Many employment agreements and HR policies do have conflict resolution mechanisms. If an employee is violating company policy, s/he may be called for a meeting with his/her supervisor to discuss the matter. Despite the efforts of the supervisor, if the employee still violates company policy, s/he may be issued a warning letter. If the violation continues unabated and unresolved, the employee may be terminated even so after being given an opportunity to be heard. However, we all know of people who have been terminated without any warnings.

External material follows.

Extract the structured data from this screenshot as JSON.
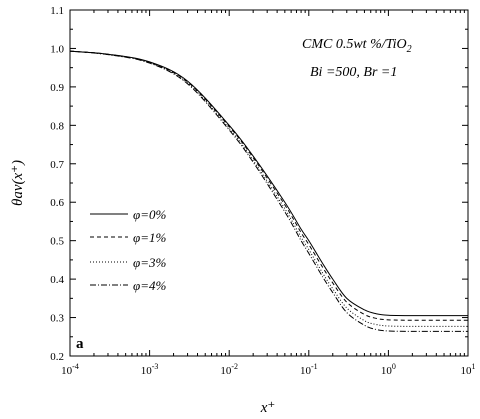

What usually happens afterward is that the employee accepts the termination. After all, being terminated from an unhealthy workplace might feel like some great escape from a prison cell. The employer knows well that there is no legislation in place in Pakistan that guarantees the protection of the white-collar worker. The only recourse for the employee who got fired is to approach the civil court and file for a suit for damages if s/he dares to go through this route.

But is that really a smart thing to do? Why should s/he bother to engage a lawyer and drag him/herself to the courts hoping that maybe someday s/he might get some relief? S/he may come to find that the courts in Pakistan still refer to the employer-employee relation as ‘master and servant’, an antiquated term still used by the courts of Pakistan. The whole experience will be too mentally, physically and emotionally draining.

S/he may just stay at home for a few weeks, maybe a month or two. Relax and enjoy the free time s/he now has after working at a toxic workplace. After this relaxing period, s/he finds another job. S/he may hope that this workplace is at least not as toxic as his/er previous workplace. However, s/he will eventually realize that s/he is stuck in a vicious cycle.

Pakistan has a growing white-collar workforce, and there must be legislative protection for white-collar workers in the country. It is unreasonable that this workforce remains unprotected and at the mercy of the seth. In more progressive societies, workplace conditions are improving and being adapted to the exigencies of time and society.

The seth should realize that employees are human beings after all who have personal obligations as well. Most employees want to work their best given whatever their challenging circumstances, progress in their careers and provide for their families. Unhealthy and regressive workplace conditions are not consistent with global trends and practices and, in the long run, are not in the best interests for any organization.

The federal and provincial governments of Pakistan must ensure that adequate legislation is in place to guarantee the protection of white-collar workers and bring them within the purview of legal protection.

The writer is a lawyer based in Islamabad.